Cependant à partir de 1991 et 1992 le nombre plus élevé de cas de grêle l’a poussée à réfléchir à d’autres solutions de réduction du risque de grêle. Elle s’est alors appuyée sur les résultats du Dr Mather (Afrique du Sud) qui venait de démontrer que l’ensemencement avec des sels hygroscopiques permet d’accroître la vitesse de formation de la pluie et ainsi réduire l’altitude moyenne du centre de gravité de l’orage. Cela se traduit par une proportion moins élevée d’eau qui se transforme en glace en altitude et au contraire par un rendement de pluie plus élevé. De 1994 à 2003 plus de 125 orages ayant une forte probabilité d’être grêligènes ont été traités sur la Moyenne-Garonne et suivis par radar. Un travail statistique d’universitaire a confirmé la tendance à la réduction de la grêle et les travaux ont été publiés via l’OMM et le journal La Sécheresse. Parallèlement la couverture filet para grêle s’est développée et en 2003 il a été décidé de suspendre les ensemencements par avion d’autant plus que l’on n’était pas capable de voler de nuit ce qui est le principal frein au développement de cette technologie par avion.
Depuis 2003 une trentaine de pilotes, cinquante météorologues et une dizaine de scientifiques de six pays étrangers ont été formés à cette technique d’ensemencement par sels hygroscopiques.
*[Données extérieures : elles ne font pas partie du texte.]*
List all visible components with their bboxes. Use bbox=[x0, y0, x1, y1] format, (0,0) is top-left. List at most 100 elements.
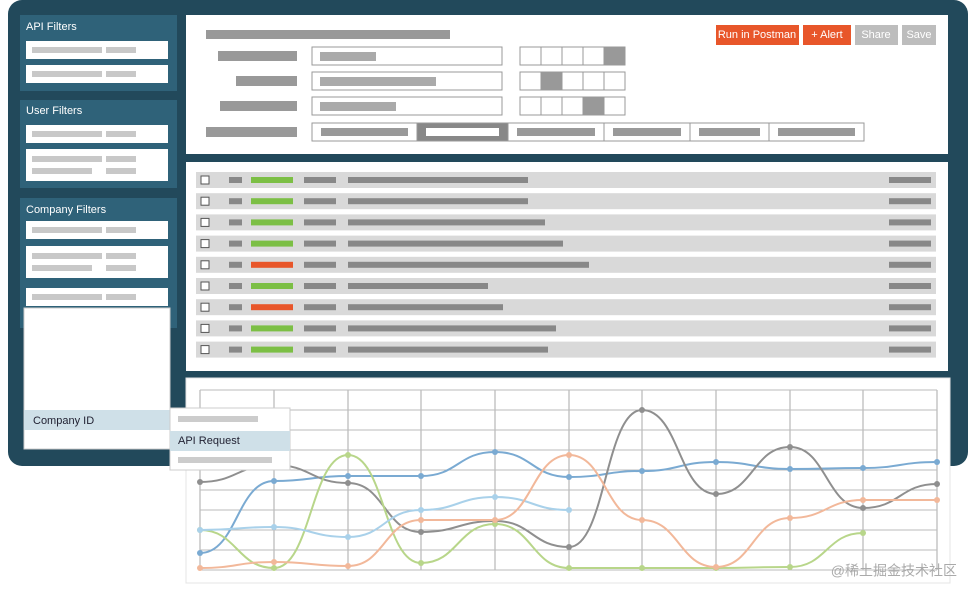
toggle[interactable] bbox=[519, 46, 542, 66]
placeholder bbox=[220, 101, 297, 111]
placeholder bbox=[889, 240, 931, 247]
placeholder bbox=[304, 240, 336, 247]
point bbox=[566, 544, 572, 550]
button-label[interactable]: + Alert bbox=[811, 29, 843, 41]
placeholder bbox=[304, 198, 336, 205]
checkbox[interactable] bbox=[200, 239, 210, 249]
placeholder bbox=[320, 102, 396, 111]
button-label[interactable]: Run in Postman bbox=[718, 29, 796, 41]
button[interactable] bbox=[803, 25, 851, 45]
point bbox=[418, 507, 424, 513]
placeholder bbox=[106, 71, 136, 77]
row[interactable] bbox=[196, 320, 936, 337]
placeholder bbox=[304, 346, 336, 353]
point bbox=[934, 481, 940, 487]
toggle[interactable] bbox=[582, 46, 605, 66]
placeholder bbox=[889, 198, 931, 205]
point bbox=[418, 473, 424, 479]
dropdown-item[interactable]: Company ID bbox=[33, 415, 94, 427]
placeholder bbox=[106, 131, 136, 137]
placeholder bbox=[32, 47, 102, 53]
placeholder bbox=[304, 283, 336, 289]
toggle[interactable] bbox=[540, 46, 563, 66]
toggle[interactable] bbox=[603, 46, 626, 66]
toggle[interactable] bbox=[582, 96, 605, 116]
toggle[interactable] bbox=[582, 71, 605, 91]
placeholder bbox=[106, 294, 136, 300]
section-title: API Filters bbox=[26, 21, 77, 33]
checkbox[interactable] bbox=[200, 323, 210, 333]
dropdown-selected[interactable] bbox=[24, 410, 170, 430]
checkbox[interactable] bbox=[200, 260, 210, 270]
placeholder bbox=[613, 128, 681, 136]
submenu-selected[interactable] bbox=[170, 431, 290, 451]
toggle[interactable] bbox=[540, 71, 563, 91]
button[interactable] bbox=[716, 25, 799, 45]
section-title: User Filters bbox=[26, 105, 83, 117]
point bbox=[566, 474, 572, 480]
row[interactable] bbox=[196, 214, 936, 231]
placeholder bbox=[304, 261, 336, 268]
toggle[interactable] bbox=[561, 96, 584, 116]
point bbox=[197, 565, 203, 571]
point bbox=[713, 491, 719, 497]
filter-box[interactable] bbox=[26, 246, 168, 278]
toggle[interactable] bbox=[561, 71, 584, 91]
submenu-item[interactable]: API Request bbox=[178, 435, 240, 447]
row[interactable] bbox=[196, 235, 936, 252]
placeholder bbox=[889, 283, 931, 289]
placeholder bbox=[32, 71, 102, 77]
row[interactable] bbox=[196, 193, 936, 210]
section-title: Company Filters bbox=[26, 204, 107, 216]
toggle[interactable] bbox=[561, 46, 584, 66]
placeholder bbox=[106, 253, 136, 259]
placeholder bbox=[32, 156, 102, 162]
button-label[interactable]: Share bbox=[861, 29, 890, 41]
placeholder bbox=[320, 52, 376, 61]
placeholder bbox=[32, 265, 92, 271]
placeholder bbox=[106, 227, 136, 233]
row[interactable] bbox=[196, 299, 936, 316]
placeholder bbox=[348, 177, 528, 183]
toggle[interactable] bbox=[519, 96, 542, 116]
row[interactable] bbox=[196, 341, 936, 358]
checkbox[interactable] bbox=[200, 281, 210, 291]
point bbox=[345, 534, 351, 540]
checkbox[interactable] bbox=[200, 345, 210, 355]
point bbox=[566, 565, 572, 571]
checkbox[interactable] bbox=[200, 175, 210, 185]
checkbox[interactable] bbox=[200, 217, 210, 227]
placeholder bbox=[889, 261, 931, 268]
placeholder bbox=[251, 219, 293, 226]
point bbox=[934, 459, 940, 465]
placeholder bbox=[32, 294, 102, 300]
placeholder bbox=[348, 346, 548, 353]
placeholder bbox=[251, 177, 293, 183]
point bbox=[787, 444, 793, 450]
toggle[interactable] bbox=[603, 71, 626, 91]
row[interactable] bbox=[196, 172, 936, 188]
checkbox[interactable] bbox=[200, 302, 210, 312]
checkbox[interactable] bbox=[200, 196, 210, 206]
point bbox=[639, 565, 645, 571]
placeholder bbox=[348, 261, 589, 268]
button[interactable] bbox=[902, 25, 936, 45]
placeholder bbox=[889, 346, 931, 353]
watermark: @稀土掘金技术社区 bbox=[831, 563, 957, 579]
toggle[interactable] bbox=[603, 96, 626, 116]
placeholder bbox=[251, 240, 293, 247]
placeholder bbox=[426, 128, 499, 136]
filter-box[interactable] bbox=[26, 149, 168, 181]
point bbox=[418, 560, 424, 566]
point bbox=[639, 517, 645, 523]
button-label[interactable]: Save bbox=[906, 29, 931, 41]
placeholder bbox=[178, 457, 272, 463]
placeholder bbox=[229, 261, 242, 268]
toggle[interactable] bbox=[519, 71, 542, 91]
toggle[interactable] bbox=[540, 96, 563, 116]
row[interactable] bbox=[196, 278, 936, 294]
point bbox=[639, 407, 645, 413]
point bbox=[271, 524, 277, 530]
button[interactable] bbox=[855, 25, 898, 45]
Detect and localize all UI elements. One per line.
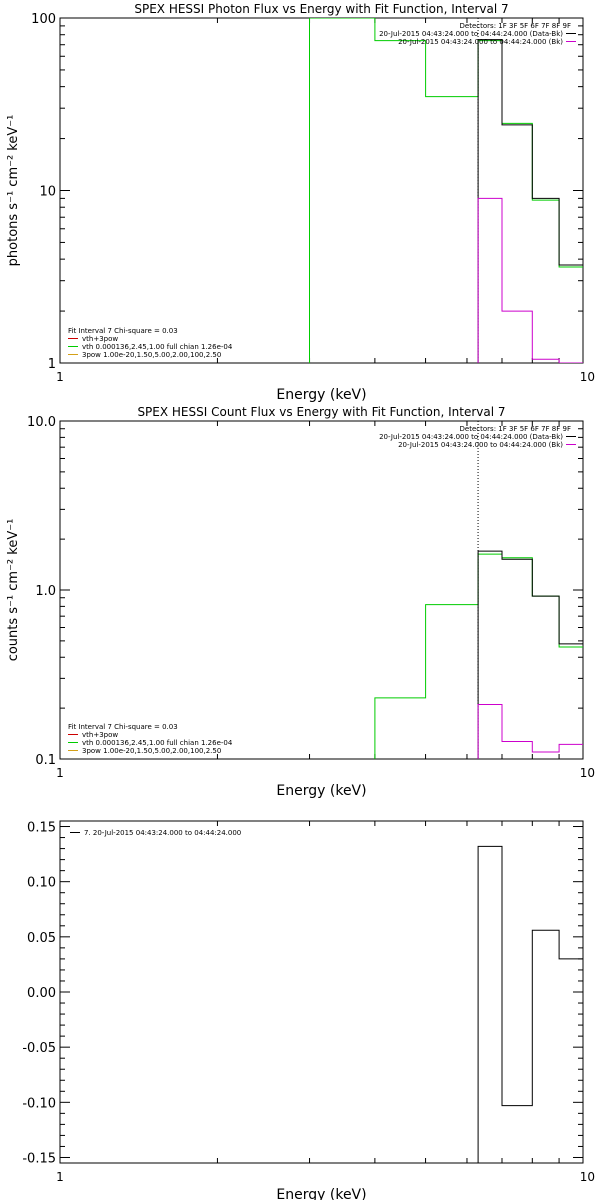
y-tick-label: 1 (48, 357, 56, 372)
x-axis-ticks (59, 421, 584, 759)
plot-frame (59, 820, 584, 1164)
legend-top-right: Detectors: 1F 3F 5F 6F 7F 8F 9F20-Jul-20… (379, 22, 576, 46)
x-tick-label: 1 (56, 370, 64, 384)
y-tick-label: 10 (39, 185, 56, 200)
legend-entry-label: 3pow 1.00e-20,1.50,5.00,2.00,100,2.50 (82, 747, 221, 755)
series-data-line (477, 39, 583, 363)
y-axis-ticks (60, 826, 583, 1158)
legend-entry-label: 3pow 1.00e-20,1.50,5.00,2.00,100,2.50 (82, 351, 221, 359)
x-tick-label: 10 (580, 370, 595, 384)
x-tick-label: 1 (56, 766, 64, 780)
series-background-line (477, 197, 583, 363)
y-tick-label: -0.05 (22, 1041, 56, 1056)
panel-title: SPEX HESSI Count Flux vs Energy with Fit… (137, 405, 505, 419)
y-tick-label: 0.1 (35, 753, 56, 768)
plot-frame (59, 420, 584, 760)
x-tick-label: 10 (580, 1170, 595, 1184)
x-tick-label: 1 (56, 1170, 64, 1184)
y-axis-label: photons s⁻¹ cm⁻² keV⁻¹ (6, 115, 21, 267)
y-axis-label: counts s⁻¹ cm⁻² keV⁻¹ (6, 519, 21, 662)
y-tick-label: 0.00 (27, 986, 56, 1001)
legend-entry-label: 20-Jul-2015 04:43:24.000 to 04:44:24.000… (398, 441, 563, 449)
x-axis-label: Energy (keV) (276, 1187, 366, 1200)
series-residual-line (477, 845, 583, 1163)
y-tick-label: 10.0 (27, 415, 56, 430)
legend-bottom-left: Fit Interval 7 Chi-square = 0.03vth+3pow… (68, 327, 233, 359)
x-axis-label: Energy (keV) (276, 387, 366, 403)
series-background-line (477, 704, 583, 759)
y-tick-label: 0.10 (27, 876, 56, 891)
panel-3: 1 10 Energy (keV) 0.15 0.10 0.05 0.00 -0.05 -0.1… (22, 820, 595, 1203)
legend-entry-label: 20-Jul-2015 04:43:24.000 to 04:44:24.000… (379, 433, 563, 441)
legend-entry-label: 20-Jul-2015 04:43:24.000 to 04:44:24.000… (379, 30, 563, 38)
legend-header: Detectors: 1F 3F 5F 6F 7F 8F 9F (460, 425, 571, 433)
legend-entry-label: vth+3pow (82, 731, 118, 739)
legend-entry-label: 7. 20-Jul-2015 04:43:24.000 to 04:44:24.… (84, 829, 241, 837)
legend-header: Detectors: 1F 3F 5F 6F 7F 8F 9F (460, 22, 571, 30)
legend-header: Fit Interval 7 Chi-square = 0.03 (68, 327, 178, 335)
legend-entry-label: vth+3pow (82, 335, 118, 343)
y-tick-label: 0.15 (27, 821, 56, 836)
y-tick-label: -0.15 (22, 1151, 56, 1166)
legend-entry-label: 20-Jul-2015 04:43:24.000 to 04:44:24.000… (398, 38, 563, 46)
panel-2: SPEX HESSI Count Flux vs Energy with Fit… (6, 405, 595, 799)
y-axis-ticks (60, 25, 583, 364)
legend-top-left: 7. 20-Jul-2015 04:43:24.000 to 04:44:24.… (70, 829, 241, 837)
legend-header: Fit Interval 7 Chi-square = 0.03 (68, 723, 178, 731)
y-tick-label: 0.05 (27, 931, 56, 946)
x-axis-ticks (59, 821, 584, 1163)
y-axis-ticks (60, 428, 583, 760)
legend-entry-label: vth 0.000136,2.45,1.00 full chian 1.26e-… (82, 739, 233, 747)
panel-1: SPEX HESSI Photon Flux vs Energy with Fi… (6, 2, 595, 403)
series-data-line (477, 550, 583, 759)
x-tick-label: 10 (580, 766, 595, 780)
y-tick-label: 100 (31, 12, 56, 27)
y-tick-label: -0.10 (22, 1096, 56, 1111)
series-fit-line (309, 18, 583, 363)
legend-entry-label: vth 0.000136,2.45,1.00 full chian 1.26e-… (82, 343, 233, 351)
panel-title: SPEX HESSI Photon Flux vs Energy with Fi… (134, 2, 508, 16)
legend-bottom-left: Fit Interval 7 Chi-square = 0.03vth+3pow… (68, 723, 233, 755)
legend-top-right: Detectors: 1F 3F 5F 6F 7F 8F 9F20-Jul-20… (379, 425, 576, 449)
x-axis-label: Energy (keV) (276, 783, 366, 799)
y-tick-label: 1.0 (35, 584, 56, 599)
series-fit-line (374, 553, 583, 759)
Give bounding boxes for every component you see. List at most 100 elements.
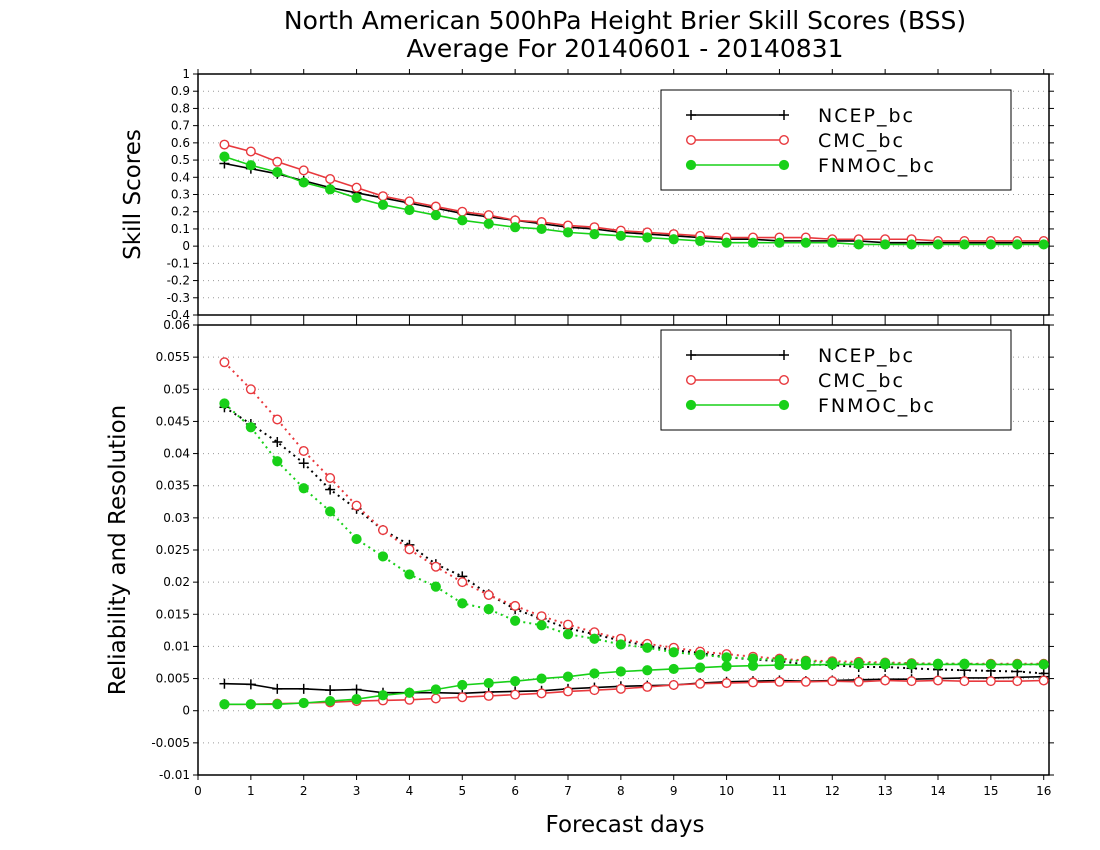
fnmoc-bc-resolution-point — [589, 633, 600, 644]
fnmoc-bc-reliability-point — [219, 699, 230, 710]
fnmoc-bc-resolution-point — [245, 422, 256, 433]
cmc-bc-resolution-point — [272, 414, 283, 425]
cmc-bc-resolution-point — [430, 561, 441, 572]
y-tick-label: 0.5 — [171, 153, 190, 167]
legend-ncep-bc-marker — [686, 110, 696, 120]
cmc-bc-resolution-point — [378, 525, 389, 536]
legend-ncep-bc-marker — [686, 350, 696, 360]
x-tick-label: 10 — [719, 784, 734, 798]
ncep-bc-reliability-point — [351, 684, 362, 695]
cmc-bc-reliability-point — [457, 692, 468, 703]
fnmoc-bc-point — [1012, 239, 1023, 250]
fnmoc-bc-reliability-point — [668, 663, 679, 675]
y-tick-label: 0.035 — [156, 479, 190, 493]
y-tick-label: 0.06 — [163, 318, 190, 332]
x-tick-label: 16 — [1036, 784, 1051, 798]
fnmoc-bc-reliability-point — [351, 694, 362, 705]
fnmoc-bc-reliability-point — [695, 662, 706, 673]
legend-cmc-bc-marker — [779, 134, 790, 145]
cmc-bc-point — [430, 201, 441, 212]
fnmoc-bc-reliability-point — [615, 666, 626, 677]
skill-score-panel: -0.4 -0.3 -0.2 -0.1 0 0.1 0.2 0.3 0.4 0.5 0.6 0.7 0.… — [120, 67, 1054, 322]
fnmoc-bc-point — [800, 237, 811, 248]
fnmoc-bc-point — [906, 239, 917, 250]
y-tick-label: -0.1 — [167, 256, 190, 270]
fnmoc-bc-point — [298, 177, 309, 188]
fnmoc-bc-resolution-point — [510, 615, 521, 626]
y-tick-label: 0.1 — [171, 222, 190, 236]
fnmoc-bc-resolution-point — [325, 506, 336, 517]
fnmoc-bc-reliability-point — [1038, 659, 1049, 670]
fnmoc-bc-reliability-point — [800, 659, 811, 671]
fnmoc-bc-point — [1038, 239, 1049, 250]
fnmoc-bc-point — [642, 232, 653, 243]
x-tick-label: 9 — [670, 784, 678, 798]
fnmoc-bc-point — [219, 151, 230, 162]
fnmoc-bc-resolution-point — [668, 647, 679, 658]
x-tick-label: 7 — [564, 784, 572, 798]
y-tick-label: 1 — [182, 67, 190, 81]
cmc-bc-resolution-point — [483, 590, 494, 601]
fnmoc-bc-point — [615, 230, 626, 241]
cmc-bc-reliability-point — [853, 676, 864, 687]
fnmoc-bc-resolution-point — [536, 620, 547, 631]
fnmoc-bc-point — [430, 210, 441, 221]
cmc-bc-resolution-point — [536, 611, 547, 622]
fnmoc-bc-reliability-point — [298, 697, 309, 709]
x-axis-label: Forecast days — [546, 812, 705, 838]
y-tick-label: -0.01 — [159, 768, 190, 782]
fnmoc-bc-point — [747, 237, 759, 248]
ncep-bc-reliability-point — [245, 679, 256, 690]
fnmoc-bc-resolution-point — [219, 398, 230, 409]
x-tick-label: 3 — [353, 784, 361, 798]
fnmoc-bc-reliability-point — [880, 659, 891, 670]
fnmoc-bc-reliability-point — [245, 699, 256, 710]
y-axis-label: Reliability and Resolution — [105, 405, 131, 695]
fnmoc-bc-point — [721, 237, 732, 248]
fnmoc-bc-resolution-point — [695, 649, 706, 660]
fnmoc-bc-reliability-point — [430, 684, 441, 695]
fnmoc-bc-resolution-point — [272, 456, 283, 467]
fnmoc-bc-reliability-point — [510, 676, 521, 687]
fnmoc-bc-reliability-point — [377, 690, 389, 701]
y-tick-label: 0.7 — [171, 119, 190, 133]
cmc-bc-reliability-point — [959, 676, 970, 687]
y-tick-label: 0.03 — [163, 511, 190, 525]
cmc-bc-reliability-point — [880, 675, 891, 686]
y-tick-label: 0.045 — [156, 414, 190, 428]
fnmoc-bc-point — [245, 160, 256, 171]
y-tick-label: 0.02 — [163, 575, 190, 589]
cmc-bc-reliability-point — [430, 693, 441, 704]
fnmoc-bc-point — [827, 237, 838, 248]
cmc-bc-reliability-point — [695, 678, 706, 689]
cmc-bc-reliability-point — [615, 683, 626, 694]
x-tick-label: 5 — [458, 784, 466, 798]
cmc-bc-point — [272, 156, 283, 167]
cmc-bc-reliability-point — [668, 680, 679, 691]
fnmoc-bc-point — [404, 204, 415, 216]
fnmoc-bc-resolution-point — [298, 483, 309, 494]
cmc-bc-resolution-point — [325, 473, 336, 484]
plot-frame — [197, 324, 1050, 776]
cmc-bc-resolution-point — [404, 544, 415, 555]
fnmoc-bc-reliability-point — [774, 659, 785, 671]
fnmoc-bc-reliability-point — [457, 679, 468, 691]
fnmoc-bc-reliability-point — [959, 659, 970, 670]
x-tick-label: 15 — [983, 784, 998, 798]
y-tick-label: 0.8 — [171, 101, 190, 115]
ncep-bc-resolution-point — [325, 484, 336, 495]
fnmoc-bc-reliability-point — [853, 659, 864, 670]
y-tick-label: -0.4 — [167, 308, 190, 322]
y-tick-label: 0.3 — [171, 188, 190, 202]
cmc-bc-point — [378, 191, 389, 202]
cmc-bc-reliability-point — [642, 681, 653, 692]
x-tick-label: 8 — [617, 784, 625, 798]
series-group — [219, 139, 1049, 250]
legend-cmc-bc-label: CMC_bc — [818, 130, 905, 152]
fnmoc-bc-resolution-point — [721, 652, 732, 663]
legend-cmc-bc-label: CMC_bc — [818, 370, 905, 392]
legend-fnmoc-bc-marker — [778, 159, 790, 171]
cmc-bc-reliability-point — [510, 689, 521, 700]
legend-cmc-bc-marker — [686, 134, 697, 145]
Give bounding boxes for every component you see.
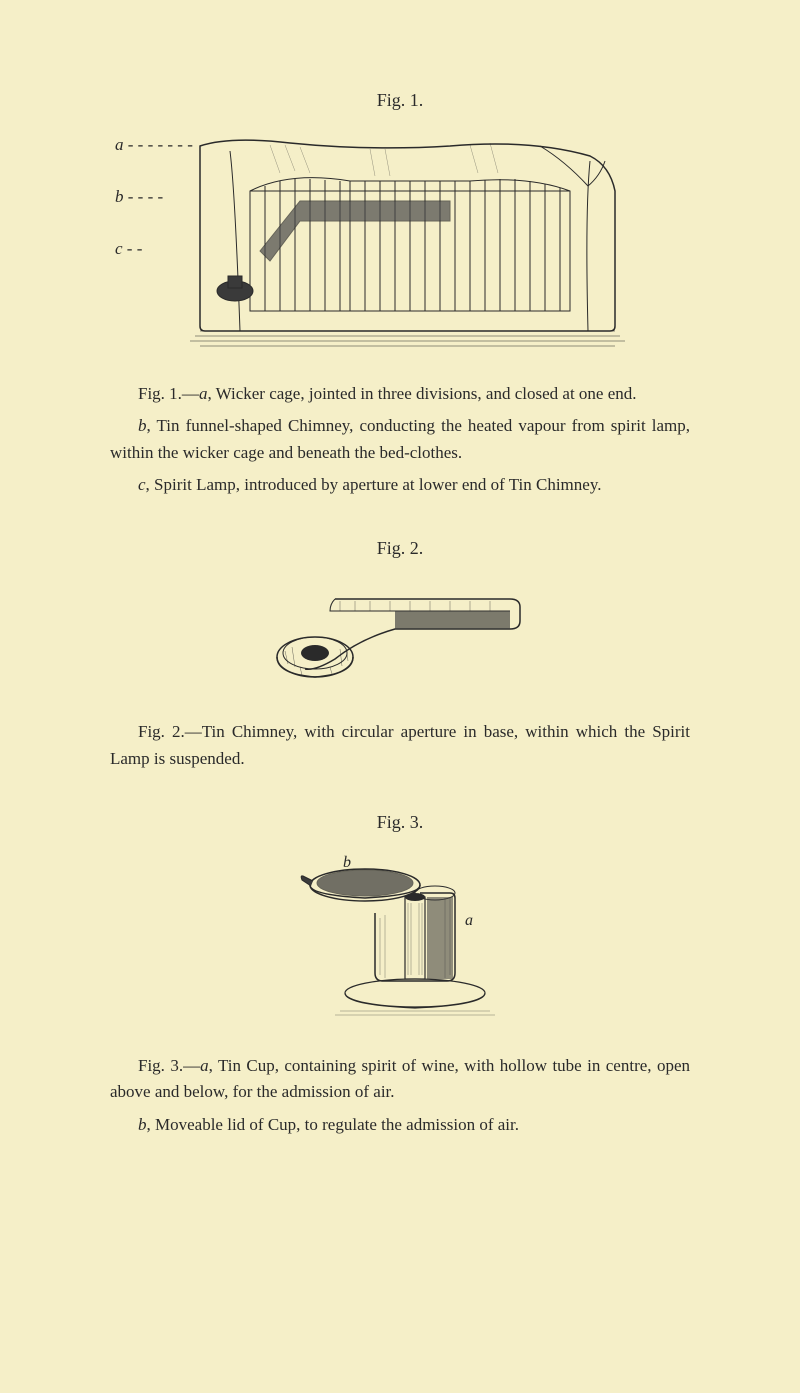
fig1-para-b: b, Tin funnel-shaped Chimney, conducting… — [110, 413, 690, 466]
fig1-title: Fig. 1. — [110, 90, 690, 111]
fig1-label-b: b - - - - — [115, 187, 193, 207]
fig1-label-a: a - - - - - - - — [115, 135, 193, 155]
fig3-title: Fig. 3. — [110, 812, 690, 833]
fig1-illustration — [170, 131, 630, 351]
fig3-label-b-text: b — [343, 854, 351, 871]
fig3-illustration: b a — [285, 853, 515, 1023]
fig2-para: Fig. 2.—Tin Chimney, with circular apert… — [110, 719, 690, 772]
fig2-illustration — [260, 579, 540, 689]
fig1-side-labels: a - - - - - - - b - - - - c - - — [115, 135, 193, 291]
fig1-para-c: c, Spirit Lamp, introduced by aperture a… — [110, 472, 690, 498]
fig3-para-b: b, Moveable lid of Cup, to regulate the … — [110, 1112, 690, 1138]
fig2-title: Fig. 2. — [110, 538, 690, 559]
fig3-para-a: Fig. 3.—a, Tin Cup, containing spirit of… — [110, 1053, 690, 1106]
fig1-label-c: c - - — [115, 239, 193, 259]
fig3-label-a-text: a — [465, 912, 473, 929]
fig1-para-a: Fig. 1.—a, Wicker cage, jointed in three… — [110, 381, 690, 407]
L’ACMG avec sa filiale commerciale Agralis demeure vigilante sur les travaux scientifiques en cours dans ce domaine où pour l’instant rien n’est venu modifier ses conclusions issues de ses 55 dernières années.
3/ Contre la grêle, il existe plusieurs solutions de lutte active et 2 principes actifs (le iodure d’argent et les sels hygroscopiques). Après une étude de 3 ans sur les sels hygroscopiques, quel est votre conclusion ?
Que les sels hygroscopiques ont été les seuls qui m’ont permis de voir une trace visible de l’ensemencement sur les images radar. Avec les sels hygroscopiques, suivant un tirage au sort avec placebo, on a presque toujours observé une accélération du processus de formation de la pluie en phase liquide ce qui projette au sol plus rapidement une forte proportion de l’eau qui pénètre auparavant à l’état vapeur dans la cellule orageuse. Du même coup cela réduit d’autant la partie glace qui se forme à des altitudes plus élevées et qui parfois n’a pas le temps de fondre avant d’atteindre le sol.
4/ L’ACMG et SELERYS sont partenaires. En quoi les solutions SELERYS (SKYDETECT™) apportent un plus dans la lutte contre la grêle ?
C’est surtout la possibilité d’ensemencer les nouvelles cellules en formation aussi bien de jour que de nuit. Avec l’avion on a essayé de nuit mais la majorité du temps on était en dehors de la zone d’ascendance et les sels étaient gaspillés. Avec la méthode proposée par SELERYS on déduit des observations radar la zone de régénérescence de l’orage, là où les nouvelles cellules filles se forment et qu’il faut ensemencer afin que 10 à 20 minutes plus tard ce soit plus de la pluie qui tombe à la place de la grêle.